Patents
One Year Sale Bar
To be patentable as a utility patent, an invention must have three attributes: utility, novelty, and nonobivousness.
“Utility” means the invention must work and have value. False or misleading inventions such as perpetual motion machines are considered to lack utility (because they do not work) and are therefore unpatentable.
“Novelty” means that the literature does not record anyone ever making or conceiving of your particular invention. So if, for example, an old issue of Popular Mechanics shows your invention then your invention lacks “novelty”. However, is someone secretly previously conceived of your invention but no publication shows this, then your invention still has “novelty” and may be patented.
Novelty may also be lost, if you have published information about your invention before filing your application for a patent.

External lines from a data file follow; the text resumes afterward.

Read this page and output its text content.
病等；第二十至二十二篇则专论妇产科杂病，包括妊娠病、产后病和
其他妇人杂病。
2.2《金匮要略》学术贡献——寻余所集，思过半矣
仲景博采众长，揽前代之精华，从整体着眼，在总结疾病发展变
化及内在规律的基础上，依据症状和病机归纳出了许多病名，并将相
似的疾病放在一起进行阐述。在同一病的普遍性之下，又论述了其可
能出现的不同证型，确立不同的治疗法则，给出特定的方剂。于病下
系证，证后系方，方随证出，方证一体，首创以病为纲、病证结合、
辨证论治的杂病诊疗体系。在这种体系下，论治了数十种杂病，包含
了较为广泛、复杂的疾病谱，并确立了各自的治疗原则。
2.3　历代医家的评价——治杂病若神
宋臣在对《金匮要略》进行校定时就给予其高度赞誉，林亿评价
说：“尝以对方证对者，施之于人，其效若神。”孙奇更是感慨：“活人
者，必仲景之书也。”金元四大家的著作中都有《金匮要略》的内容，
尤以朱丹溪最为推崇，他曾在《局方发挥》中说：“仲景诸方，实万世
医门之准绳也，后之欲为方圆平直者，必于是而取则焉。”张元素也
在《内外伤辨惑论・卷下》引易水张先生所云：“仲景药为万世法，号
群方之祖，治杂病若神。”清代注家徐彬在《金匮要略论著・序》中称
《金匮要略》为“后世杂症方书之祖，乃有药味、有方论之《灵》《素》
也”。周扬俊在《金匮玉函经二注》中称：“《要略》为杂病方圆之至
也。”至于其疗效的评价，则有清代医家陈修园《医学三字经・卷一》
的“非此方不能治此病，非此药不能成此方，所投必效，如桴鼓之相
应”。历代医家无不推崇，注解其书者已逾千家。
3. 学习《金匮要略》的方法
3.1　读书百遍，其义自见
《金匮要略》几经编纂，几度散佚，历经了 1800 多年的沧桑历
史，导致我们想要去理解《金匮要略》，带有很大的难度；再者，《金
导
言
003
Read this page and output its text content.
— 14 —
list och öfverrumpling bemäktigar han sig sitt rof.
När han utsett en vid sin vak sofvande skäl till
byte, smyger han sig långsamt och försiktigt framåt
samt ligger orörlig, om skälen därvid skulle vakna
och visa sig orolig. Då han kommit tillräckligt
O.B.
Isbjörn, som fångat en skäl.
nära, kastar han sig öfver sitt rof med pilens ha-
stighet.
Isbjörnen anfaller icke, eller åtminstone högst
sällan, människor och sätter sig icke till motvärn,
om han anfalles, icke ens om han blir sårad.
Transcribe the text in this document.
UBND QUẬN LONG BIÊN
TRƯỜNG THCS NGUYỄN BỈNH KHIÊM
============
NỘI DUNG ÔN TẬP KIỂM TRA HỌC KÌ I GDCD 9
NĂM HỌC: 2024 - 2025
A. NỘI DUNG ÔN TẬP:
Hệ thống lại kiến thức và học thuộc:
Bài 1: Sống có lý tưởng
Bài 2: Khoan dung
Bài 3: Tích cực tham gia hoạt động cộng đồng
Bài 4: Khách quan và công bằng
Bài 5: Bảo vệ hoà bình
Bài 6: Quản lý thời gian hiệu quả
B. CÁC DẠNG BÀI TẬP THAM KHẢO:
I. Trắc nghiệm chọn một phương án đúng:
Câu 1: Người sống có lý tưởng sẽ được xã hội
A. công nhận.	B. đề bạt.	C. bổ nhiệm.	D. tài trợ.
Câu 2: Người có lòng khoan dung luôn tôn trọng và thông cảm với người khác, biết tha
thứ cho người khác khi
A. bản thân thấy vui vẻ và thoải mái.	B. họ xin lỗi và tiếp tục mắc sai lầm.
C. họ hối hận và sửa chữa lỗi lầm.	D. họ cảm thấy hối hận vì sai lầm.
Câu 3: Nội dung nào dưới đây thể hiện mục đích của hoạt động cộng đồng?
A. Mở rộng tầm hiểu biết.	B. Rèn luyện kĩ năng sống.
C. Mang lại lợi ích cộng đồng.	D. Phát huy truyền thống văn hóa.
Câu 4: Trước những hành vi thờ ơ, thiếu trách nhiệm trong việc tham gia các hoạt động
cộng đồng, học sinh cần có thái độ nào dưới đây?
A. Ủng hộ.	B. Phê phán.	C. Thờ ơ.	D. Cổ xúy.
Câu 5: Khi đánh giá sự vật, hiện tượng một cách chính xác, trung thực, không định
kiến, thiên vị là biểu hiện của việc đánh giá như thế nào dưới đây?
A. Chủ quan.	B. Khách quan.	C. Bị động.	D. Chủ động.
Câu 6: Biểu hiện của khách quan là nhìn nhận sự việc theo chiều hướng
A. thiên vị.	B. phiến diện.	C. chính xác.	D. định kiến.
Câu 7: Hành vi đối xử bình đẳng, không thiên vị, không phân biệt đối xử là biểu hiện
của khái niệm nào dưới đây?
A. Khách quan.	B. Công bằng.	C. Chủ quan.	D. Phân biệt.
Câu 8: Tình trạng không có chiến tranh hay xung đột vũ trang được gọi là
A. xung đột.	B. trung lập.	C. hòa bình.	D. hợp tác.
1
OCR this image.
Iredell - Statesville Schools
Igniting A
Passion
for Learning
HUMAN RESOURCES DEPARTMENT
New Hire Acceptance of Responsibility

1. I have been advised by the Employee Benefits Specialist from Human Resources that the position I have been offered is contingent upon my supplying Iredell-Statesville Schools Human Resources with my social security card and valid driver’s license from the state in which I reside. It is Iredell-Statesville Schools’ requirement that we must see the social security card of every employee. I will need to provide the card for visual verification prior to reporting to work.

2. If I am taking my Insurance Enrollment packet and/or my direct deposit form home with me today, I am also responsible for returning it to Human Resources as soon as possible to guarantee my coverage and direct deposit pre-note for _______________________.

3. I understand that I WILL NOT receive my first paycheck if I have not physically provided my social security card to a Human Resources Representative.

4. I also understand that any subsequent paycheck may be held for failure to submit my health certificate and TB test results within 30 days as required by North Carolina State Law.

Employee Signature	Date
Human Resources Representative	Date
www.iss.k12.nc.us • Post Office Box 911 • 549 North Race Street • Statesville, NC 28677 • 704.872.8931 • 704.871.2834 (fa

“Nonobviousness” means that your invention is sufficiently different from what has come before so that your invention is not an obvious invention or improvement over the prior art. So if you invent something new and novel but your invention or improvement is only a slight or obvious improvement over what already exists, then your invention is not “nonobvious” and is not patentable.
Now patents may cover most inventions but some inventions or discoveries, such as laws of nature may not be patented.
One bar to patents is the one year on sale bar. This means if you have been selling, or offering for sale, your invention more than one year before filing your patent application then your application should be denied. Now, there are legal arguments that during the period in which you selling your invention you were still developing it so the one year on sale bar should not apply. But, the general rule is do not wait a year before applying for your patent.